Odda, hombre tranquilo y reflexivo, contuvo su enfado e intentó no ser demasiado severo con su hijo.

–¿Cómo es posible? Ya sabes lo que te he contado de los ninjas. No son buena gente. Su vida es como su Arte, está envuelta en sombras. Entendería que tuvieras amigos samuráis, aunque ellos nunca se rebajarían a instruirte, pero un ninja…

Ashida es un muchacho, hijo del herrero Odda, cuya profesión milenaria se transmite de padres a hijos. Pero Ashida se siente atraído por los ninjas, especialmente por Liteu, la bella jovencita que le inicia en los conocimientos arcanos del Ninjutsu . Los ninjas viven como campesinos durante el día, para no despertar sospechas, pero cuando la luz de la luna ilumina los campos, se entrenan desafiando las leyes de la Naturaleza. Ashida, cuyo corazón está dividido, decide completar su instrucción con los ninjas, aunque ello sea una traición a las costumbres ancestrales de sus antepasados. A partir de aquí, nada será lo que parece: ¿qué sucede con los muertos… que no han muerto? Odda, el padre de Ashida, fallece, y en un descuido del ritual, su alma es tomada por el temible Bhután, que intentará exterminar a todos los miembros de la familia. El tío Koba y Moriya tratarán de detener su odio, pero el mundo de los espíritus necesita más energía y maldad de la que estaban previstas.

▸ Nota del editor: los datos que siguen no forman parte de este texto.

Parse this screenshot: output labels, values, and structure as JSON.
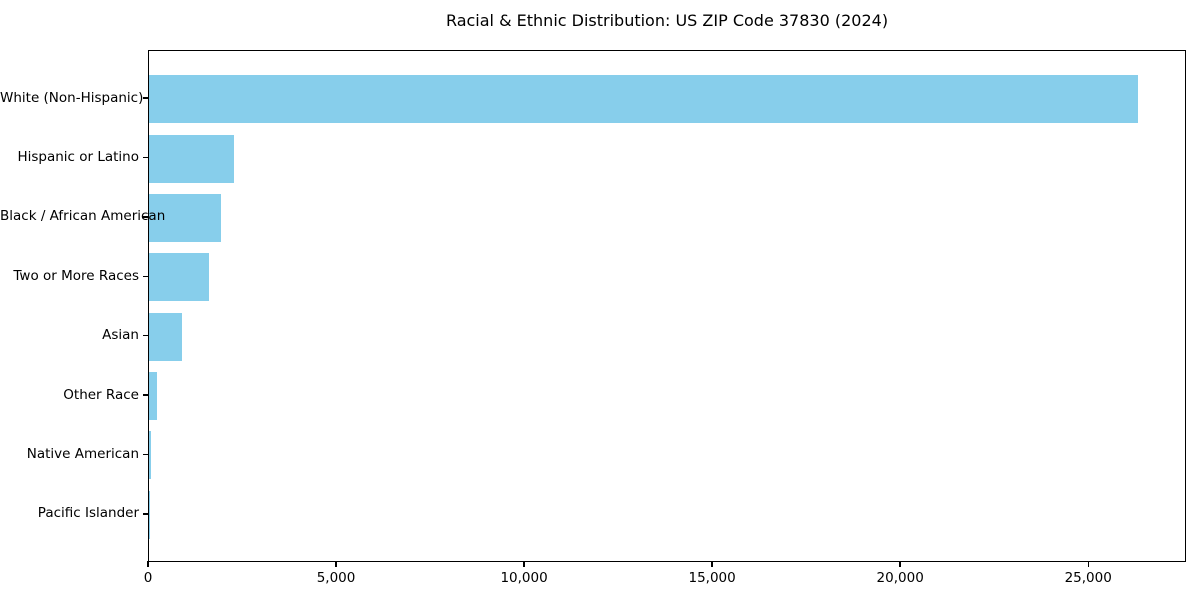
{
  "figure": {
    "background_color": "#ffffff",
    "text_color": "#000000"
  },
  "chart_data": {
    "type": "bar",
    "orientation": "horizontal",
    "title": "Racial & Ethnic Distribution: US ZIP Code 37830 (2024)",
    "categories": [
      "White (Non-Hispanic)",
      "Hispanic or Latino",
      "Black / African American",
      "Two or More Races",
      "Asian",
      "Other Race",
      "Native American",
      "Pacific Islander"
    ],
    "values": [
      26300,
      2260,
      1910,
      1590,
      880,
      210,
      40,
      15
    ],
    "xlabel": "",
    "ylabel": "",
    "xlim": [
      0,
      27600
    ],
    "xticks": [
      0,
      5000,
      10000,
      15000,
      20000,
      25000
    ],
    "xtick_labels": [
      "0",
      "5,000",
      "10,000",
      "15,000",
      "20,000",
      "25,000"
    ],
    "bar_color": "#87CEEB",
    "grid": false,
    "legend": "none"
  }
}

«La Torre del silencio», además de desasosegante, es una obra culta, elegante, inesperada, sazonada con abundantes detalles de diversas religiones y ritos. El Bhutan, engendro que aprovecha cualquier descuido en el velatorio de un muerto, es espeluznante.

En definitiva, un texto oscuro, de resonancias lovecraftianas, ambientado en el Japón medieval. El amor imposible entre una bella ninja y un aprendiz de herrero, capaz de doblegar el metal que procede del espacio exterior. El magnetismo de la muerte, la belleza del camposanto, los cantos de sirena que tientan a los no muertos… Extraordinariamente original, conjuga la belleza de los nuevos miembros de la comunidad con el horror de sus propias raíces.